We still have to implement something that accounts for node reboots after the initial deployment, i.e. the problem description I have provided in #270 where I've described how pods become unmanaged by Cilium after a node reboot by e.g. kured because they have been scheduled already and start faster than the Cilium pods when the nodes comes back up.

To account for this, my understanding of a potentially feasible solution would be to use @mysticaltech proposal mentioned in #275 (comment) to realize tainting the node again (required due to #275 (comment)) when a reboot occurs (also see #275 (comment) regarding the timing & #275 (comment)). Of course this only accounts for
'safe/regular' node reboots and not power loss or unexpected shutdowns that bypass @mysticaltech proposed solution of a shutdown script - which I would find acceptable.

cc: @mysticaltech

PS: Unfortunately even my weekends are busy currently (birthdays & weddings to attend) so more days will pass until I can personally try out @mysticaltech proposal. Happy to hear you are back @mysticaltech to assist with this! 👍

mysticaltech · 2022-08-25T21:36:52Z

@t1murl Thanks for clarifying! Helps a lots. As soon as any of us starts working on this, let's signal it here, so that we do not overlap on the same things. I'll do my best ASAP, if @PurpleBooth doesn't get this sorted before (she tends to be fast when she starts!) And looking forward for a reply to the issue she opened.

PurpleBooth · 2022-08-26T12:34:22Z

For restarts we could do use Kured https://github.com/weaveworks/kured#adding-node-labels-before-and-after-reboots

mysticaltech · 2022-08-26T13:33:08Z

Excellent find, @PurpleBooth; That's another obstacle out of the way!!

mysticaltech · 2022-08-26T13:38:06Z

I believe it's now worth tweaking this PR and giving it a try as is. Maybe the Cilium containers will start after all. And if they successfully remove the label, that's it unless I do not see things as clearly as you. It's also important to remember that not all nodes restart simultaneously, and in an HA setting, at least two CP nodes would already have been bootstrapped and have Cilium running on them. @PurpleBooth What do you think?

t1murl · 2022-08-26T14:53:44Z

@PurpleBooth , @mysticaltech to avoid confusion: node labels != node taints :O Afaik node labels are not the same thing as node taints.
Having kured apply a node label will not prevent pods starting before the Cilium pods are ready.
Ciliums answer for this situation is a node taint, as mentioned before (https://docs.cilium.io/en/v1.12/gettingstarted/taints/#taint-effects).
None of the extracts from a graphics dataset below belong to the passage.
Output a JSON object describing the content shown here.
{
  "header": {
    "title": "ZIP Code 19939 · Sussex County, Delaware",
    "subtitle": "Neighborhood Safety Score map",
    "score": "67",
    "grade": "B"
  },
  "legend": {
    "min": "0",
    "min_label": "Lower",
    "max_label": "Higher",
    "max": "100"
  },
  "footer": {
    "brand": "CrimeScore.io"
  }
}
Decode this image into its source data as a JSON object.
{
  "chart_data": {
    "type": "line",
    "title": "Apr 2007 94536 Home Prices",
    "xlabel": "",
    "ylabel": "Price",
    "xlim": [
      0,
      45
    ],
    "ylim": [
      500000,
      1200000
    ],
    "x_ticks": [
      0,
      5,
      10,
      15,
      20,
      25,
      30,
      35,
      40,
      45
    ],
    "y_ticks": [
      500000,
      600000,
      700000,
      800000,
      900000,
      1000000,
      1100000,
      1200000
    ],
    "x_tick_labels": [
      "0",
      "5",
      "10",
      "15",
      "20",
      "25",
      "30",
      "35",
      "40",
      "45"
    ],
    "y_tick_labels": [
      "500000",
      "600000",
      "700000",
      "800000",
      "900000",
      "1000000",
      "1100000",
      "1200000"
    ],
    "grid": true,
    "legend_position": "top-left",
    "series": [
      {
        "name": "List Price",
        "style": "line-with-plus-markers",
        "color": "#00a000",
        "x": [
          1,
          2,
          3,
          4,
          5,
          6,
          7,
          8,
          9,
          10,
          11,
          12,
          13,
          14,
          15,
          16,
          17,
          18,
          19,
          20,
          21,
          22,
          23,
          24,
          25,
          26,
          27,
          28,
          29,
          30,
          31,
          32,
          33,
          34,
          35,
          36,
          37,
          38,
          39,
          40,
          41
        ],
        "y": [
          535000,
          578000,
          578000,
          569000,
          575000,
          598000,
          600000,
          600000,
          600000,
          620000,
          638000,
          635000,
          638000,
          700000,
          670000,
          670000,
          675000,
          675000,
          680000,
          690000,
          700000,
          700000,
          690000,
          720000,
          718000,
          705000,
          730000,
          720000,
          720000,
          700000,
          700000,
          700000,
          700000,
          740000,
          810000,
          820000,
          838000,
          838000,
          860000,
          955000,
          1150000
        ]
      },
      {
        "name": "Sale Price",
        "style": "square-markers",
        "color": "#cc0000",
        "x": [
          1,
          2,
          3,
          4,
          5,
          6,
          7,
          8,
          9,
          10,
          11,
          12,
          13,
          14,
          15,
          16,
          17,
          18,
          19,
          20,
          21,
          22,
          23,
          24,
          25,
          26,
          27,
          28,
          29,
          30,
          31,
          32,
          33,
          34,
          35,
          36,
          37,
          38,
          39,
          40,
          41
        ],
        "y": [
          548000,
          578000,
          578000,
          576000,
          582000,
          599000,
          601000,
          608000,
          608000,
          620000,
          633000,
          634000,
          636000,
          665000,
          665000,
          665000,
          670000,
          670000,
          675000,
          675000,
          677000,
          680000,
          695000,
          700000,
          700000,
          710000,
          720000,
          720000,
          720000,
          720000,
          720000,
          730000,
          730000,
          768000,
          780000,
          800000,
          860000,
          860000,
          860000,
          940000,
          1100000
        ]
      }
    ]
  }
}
A taint is what causes pods that do not tolerate it to not be scheduled, or in our case executed when tainting with :NoExecute as per the Cilium recommendation.

I've already considered what we could do with kured, however I've not found a way to have it add a taint in a way that would help us in the context of this issue out of the box. I've then thought about why not have it execute a local script to taint the node before it issues the reboot cmd (as also mentioned in #275 (comment)). I've found this not feasible, however, due to #275 (comment).

I hope this helps :)

mysticaltech · 2022-08-26T15:23:52Z

@t1murl My bad, I was confusing the two!

mysticaltech · 2022-08-27T08:32:29Z

@t1murl @PurpleBooth If the Cilium cli can solve our issues, then let's move away from the helm controller if needed. We can install it on the CP nodes at the moment when the k3s SELinux RPM is installed so that no additional reboots are needed.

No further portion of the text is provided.